We actually just ported SecureStore to go, it’s sort of like this but with cross platform clis and intended to also allow sharing secrets across services and languages, in a secure and embedded fashion! It’s available in rust, php, .net, JS/TS, Python, and golang and easy to port to others.

I didn’t get a chance to do a write up but the golang port is here: https://github.com/neosmart/securestore-go

The approach to crypto is very different, we went with what’s very well understood and very well supported on all platforms with little or no dependencies (eg we can use web crypto in JS frontend or backend with no external libs or crypto JS library nonsense).

The original .NET and Rust code is from over a decade ago and carefully architected (well before vibecoding was a thing), the secrets are stored in a human readable (json) vault that can be embedded in your binaries or distributed alongside them and be decrypted with either password-based or key-based decryption (or both).

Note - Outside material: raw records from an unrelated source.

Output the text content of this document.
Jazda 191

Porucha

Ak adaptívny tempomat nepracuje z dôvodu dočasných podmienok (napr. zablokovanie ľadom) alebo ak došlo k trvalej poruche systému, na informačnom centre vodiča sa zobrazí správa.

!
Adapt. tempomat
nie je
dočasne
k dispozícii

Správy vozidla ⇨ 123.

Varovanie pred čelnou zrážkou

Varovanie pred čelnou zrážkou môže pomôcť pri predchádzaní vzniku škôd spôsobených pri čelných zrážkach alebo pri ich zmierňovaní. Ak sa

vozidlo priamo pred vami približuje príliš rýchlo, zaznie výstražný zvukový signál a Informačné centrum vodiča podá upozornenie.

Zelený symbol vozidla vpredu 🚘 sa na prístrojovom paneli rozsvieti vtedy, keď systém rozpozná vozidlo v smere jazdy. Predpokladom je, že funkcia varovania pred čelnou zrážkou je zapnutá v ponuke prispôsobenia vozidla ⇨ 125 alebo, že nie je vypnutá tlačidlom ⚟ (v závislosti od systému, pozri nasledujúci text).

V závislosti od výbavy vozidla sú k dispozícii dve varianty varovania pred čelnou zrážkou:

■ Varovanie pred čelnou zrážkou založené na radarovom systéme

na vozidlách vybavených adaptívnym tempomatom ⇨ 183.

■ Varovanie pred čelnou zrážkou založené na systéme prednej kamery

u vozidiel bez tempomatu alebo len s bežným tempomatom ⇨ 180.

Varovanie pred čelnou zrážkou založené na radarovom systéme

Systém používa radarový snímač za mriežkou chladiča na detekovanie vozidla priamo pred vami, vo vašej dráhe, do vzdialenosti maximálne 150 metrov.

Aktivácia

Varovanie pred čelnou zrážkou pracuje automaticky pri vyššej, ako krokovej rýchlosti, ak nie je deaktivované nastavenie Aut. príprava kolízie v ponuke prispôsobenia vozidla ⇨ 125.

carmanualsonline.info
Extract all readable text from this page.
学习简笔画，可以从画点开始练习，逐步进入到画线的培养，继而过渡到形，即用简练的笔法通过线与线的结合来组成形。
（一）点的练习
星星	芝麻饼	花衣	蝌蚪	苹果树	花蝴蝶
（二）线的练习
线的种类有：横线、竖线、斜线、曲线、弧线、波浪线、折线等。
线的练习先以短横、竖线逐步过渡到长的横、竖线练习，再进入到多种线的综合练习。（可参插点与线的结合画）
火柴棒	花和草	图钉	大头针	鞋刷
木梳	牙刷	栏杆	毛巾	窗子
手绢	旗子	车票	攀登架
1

The rust repo has the most info: https://github.com/neosmart/securestore-rs

blastslot4 days ago | | | parent | | on: 47718833
That’s actually a pretty interesting tradeoff — especially going with “boring crypto” that’s widely supported vs pulling in heavier deps.

The JSON vault + cross-language portability is nice too, especially if you’re embedding secrets across services without tying yourself to one runtime. Curious how you handle key management at scale though — that’s usually where these systems get tricky more than the crypto itself.

ComputerGuru4 days ago | | | parent | | on: 47719875
SecureStore is an open spec/protocol for managing secrets in a secure and portable manner, while it defines the decryption key formats (currently: key-based, password-based, or a mix of both interchangeably) it doesn't get into the mechanics of key management, which are "trivial and left as an exercise for the reader."

More seriously though, you're supposed to use separate vaults (with the same keys, where "keys" is the name of the secrets, not the decryption keys) for testing/staging/production, e.g. perhaps secrets.{testing,production,staging}.json and the same secrets.{testing,production,staging}.key for the decryption keys, and store both the username and password in them (after all, it's just an encrypted, glorified KV store) so that you don't have to hard-code any usernames and conditionally load them based on the environment in your code (so db:username is one "secret" and db:password is another (actual) secret).

The secrets vaults (the secrets.json files) are non-sensitive and can be versioned and pushed to your server the same way you push the binaries. Now how you move the secrets to the server is up to you. You could do it the old-fashioned way and just have it as an environment variable, in which case even when your env vars leak at least you haven't leaked your api keys, only the key to decrypt them (which you'd then rotate), but that's not a recommended option. Ideally you'd instead use whatever secure channel you use to init/stage the servers to begin with to transfer the secure key files - the key files are generally immutable, even as the secrets change, so you only have to do this once (ideally via a high-friction, high-auth mechanism, for most people not at FAANG scale, probably manually).

You can also use whatever additional layer of abstraction on top of the symmetric SecureStore decryption key you like. For example, you could asymmetrically encrypt the keyfiles and then each host would decrypt it with its own private key, or have a secrets side channel that's just used to obtain the static decryption key over the local network, or use your operating system's encryption facilities to transmit it, whatever works for you at whatever point on the complexity/security curve you desire.

(These are all just options, none are official recommendations.)